Geschiedenis

Geschiedenis Sint-Amanduskerk

Een stukje kerkgeschiedenis naar het parochieboek van G.F. Tanghe (1870)

 

Naar een latijns handschrift zou het eerste kerkgebouw gesticht zijn door de heilige Eligius, apostel van Vlaanderen, in 648. Eligius bezocht als geloofsverkondiger de kusten van Oostburg tot aan de zeehaven van Gesoriacum (nvdr: Boulogne-sur-mer), waar Julius Caesar eertijds inscheepte om naar Engeland te trekken.

 

De oudheid van Uitkerke wordt bevestigd door de landkaart die Boudewijn met de Ijzeren Arm gebruikte. Hij was graaf van Vlaanderen van 865 tot 879.

 

In 1058 brachten de monniken van Winoksbergen het lichaam van de heilige Livinia uit Engeland mee en bij die tocht geschiedden er vele wonderen, onder andere te Uitkerke waar een kreupele jonge man werd genezen.

 

Op 23 november 1334 op Sint-Clemensdag was er een verschrikkelijke storm. De zee brak door en overstroomde het kerkhof en de kerk van Onze-Lieve-Vrouw van Scarphout te Blankenberge.

Na de storm zocht men een nieuwe begraafplaats en land voor een kerk.

Een stuk land genaamd "De Ghentele", een weinig verwijderd van de zee en gelegen in het ambacht Uitkerke werd daarom uitgekozen.

 

De 15de eeuw bracht niets dan geweld en oorlog. In de 'Memorie van Blankenberge' wordt melding gemaakt van een ware ramp: "Blankenberge, Heist, en Uitkerke waren gerooft en verbrandt van Ingelschen in't jaar ons Heeren 1405."

 

De lotgevallen van Uitkerke in de 16de eeuw waren het gevolg van de rampzalige Geuzentijd. In de maand september 1576 verbrandden de Geuzen het stedeken Blankenberge.
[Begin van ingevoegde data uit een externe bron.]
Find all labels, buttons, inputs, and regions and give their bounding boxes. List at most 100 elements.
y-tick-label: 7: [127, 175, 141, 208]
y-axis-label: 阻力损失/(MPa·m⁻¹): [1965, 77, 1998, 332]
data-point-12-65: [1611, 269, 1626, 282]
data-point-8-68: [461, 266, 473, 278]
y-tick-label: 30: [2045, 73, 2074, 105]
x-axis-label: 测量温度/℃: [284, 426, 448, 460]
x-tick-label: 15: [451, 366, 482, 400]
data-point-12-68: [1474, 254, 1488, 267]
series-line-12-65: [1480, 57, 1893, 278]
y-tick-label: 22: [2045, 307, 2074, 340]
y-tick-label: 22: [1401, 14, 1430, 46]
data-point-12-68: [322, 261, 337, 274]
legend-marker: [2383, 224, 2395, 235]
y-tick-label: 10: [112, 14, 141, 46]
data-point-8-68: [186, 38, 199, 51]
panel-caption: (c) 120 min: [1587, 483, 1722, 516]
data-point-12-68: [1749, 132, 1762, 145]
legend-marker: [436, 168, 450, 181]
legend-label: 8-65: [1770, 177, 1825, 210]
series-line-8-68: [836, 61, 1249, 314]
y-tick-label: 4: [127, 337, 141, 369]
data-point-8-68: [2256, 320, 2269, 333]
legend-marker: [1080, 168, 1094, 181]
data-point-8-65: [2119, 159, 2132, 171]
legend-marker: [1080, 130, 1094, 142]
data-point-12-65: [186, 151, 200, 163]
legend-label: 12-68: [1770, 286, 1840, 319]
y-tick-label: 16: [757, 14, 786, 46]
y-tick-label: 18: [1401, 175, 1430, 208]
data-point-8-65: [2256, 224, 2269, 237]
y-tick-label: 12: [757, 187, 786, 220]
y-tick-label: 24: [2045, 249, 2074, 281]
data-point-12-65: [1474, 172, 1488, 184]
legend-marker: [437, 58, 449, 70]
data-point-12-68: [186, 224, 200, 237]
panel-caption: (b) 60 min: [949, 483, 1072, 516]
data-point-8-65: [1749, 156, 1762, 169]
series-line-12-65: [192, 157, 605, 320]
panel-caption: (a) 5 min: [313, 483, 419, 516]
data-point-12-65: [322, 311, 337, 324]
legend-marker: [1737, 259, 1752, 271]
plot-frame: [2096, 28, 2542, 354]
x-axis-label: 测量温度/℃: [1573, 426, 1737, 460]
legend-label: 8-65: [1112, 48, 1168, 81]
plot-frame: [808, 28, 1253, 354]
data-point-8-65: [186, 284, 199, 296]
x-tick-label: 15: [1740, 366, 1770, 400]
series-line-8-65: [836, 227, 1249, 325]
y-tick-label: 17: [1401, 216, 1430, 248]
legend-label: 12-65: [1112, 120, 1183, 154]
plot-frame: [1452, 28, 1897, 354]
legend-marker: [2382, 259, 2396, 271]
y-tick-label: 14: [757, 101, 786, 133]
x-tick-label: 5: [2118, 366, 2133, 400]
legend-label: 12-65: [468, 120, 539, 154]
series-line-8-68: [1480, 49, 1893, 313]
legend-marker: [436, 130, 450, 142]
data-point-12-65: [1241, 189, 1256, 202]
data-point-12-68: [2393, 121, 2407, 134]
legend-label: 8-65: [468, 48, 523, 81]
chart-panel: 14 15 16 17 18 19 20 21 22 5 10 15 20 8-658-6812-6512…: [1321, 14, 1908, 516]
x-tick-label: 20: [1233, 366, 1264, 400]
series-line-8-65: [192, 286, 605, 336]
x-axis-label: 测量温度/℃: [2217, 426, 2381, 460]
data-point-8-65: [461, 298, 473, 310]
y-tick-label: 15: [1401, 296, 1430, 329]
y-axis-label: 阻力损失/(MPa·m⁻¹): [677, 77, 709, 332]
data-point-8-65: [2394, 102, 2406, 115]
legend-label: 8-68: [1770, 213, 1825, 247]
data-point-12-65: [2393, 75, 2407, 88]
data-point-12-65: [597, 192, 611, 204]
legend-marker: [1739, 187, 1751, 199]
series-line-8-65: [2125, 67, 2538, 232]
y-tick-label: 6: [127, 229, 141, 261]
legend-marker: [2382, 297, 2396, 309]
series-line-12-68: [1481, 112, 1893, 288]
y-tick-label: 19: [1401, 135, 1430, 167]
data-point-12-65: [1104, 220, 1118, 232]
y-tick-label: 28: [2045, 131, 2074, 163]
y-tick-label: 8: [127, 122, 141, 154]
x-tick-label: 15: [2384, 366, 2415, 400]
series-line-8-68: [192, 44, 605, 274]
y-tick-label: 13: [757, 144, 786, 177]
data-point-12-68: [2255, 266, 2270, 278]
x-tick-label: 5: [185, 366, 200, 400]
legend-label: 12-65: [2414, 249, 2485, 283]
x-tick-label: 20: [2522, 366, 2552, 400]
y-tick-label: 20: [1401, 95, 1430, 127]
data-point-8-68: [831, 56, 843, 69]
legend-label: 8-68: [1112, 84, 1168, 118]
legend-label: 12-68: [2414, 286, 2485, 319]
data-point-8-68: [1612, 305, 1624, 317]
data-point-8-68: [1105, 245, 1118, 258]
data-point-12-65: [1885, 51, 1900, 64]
Deze euveldaad verontrustte ook de bewoners van Uitkerke vermits het oude spreekwoord zegt: "Als uw buurmans huis brandt dan ligt uw ongeluk voor de hand."

In 1581 heerste daarenboven nog 'de haastige ziekte', waaraan velen op korte tijd bezweken. Diezelfde ziekte verwoestte ook Lapscheure, Oostkerke en Cadzand. Omtrent die tijd werd de kerk van Uitkerke geplunderd en verwoest.

 

In het jaar 1600 omtrent Sint-Jansdag trok Maurits van Nassau, opperhoofd der Geuzen, met een leger van 15000 man door heel het bisdom Brugge al rovend en plunderend. Ook Uitkerke werd niet gespaard. Slechts in het jaar 1642 werd de kerk gedeeltelijk hersteld.

In 1668 werden Uitkerke en Lissewege nog geteisterd door de pest.

 

In de 18de eeuw, in het jaar 1723, werd het kerkhof rondom de kerk aan de Oostkant ingenomen door de aanleg van de nieuwe steenweg Brugge-Blankenberge.

 

In de laatste jaren van de 18de eeuw doken de gruwelen van de Geuzentijd weer op: de Franse Republikeinen onderwierpen ons land en op de eerste zondag van de maand oktober 1797 werd de kerk van Uitkerke gesloten en als stallingen gebruikt.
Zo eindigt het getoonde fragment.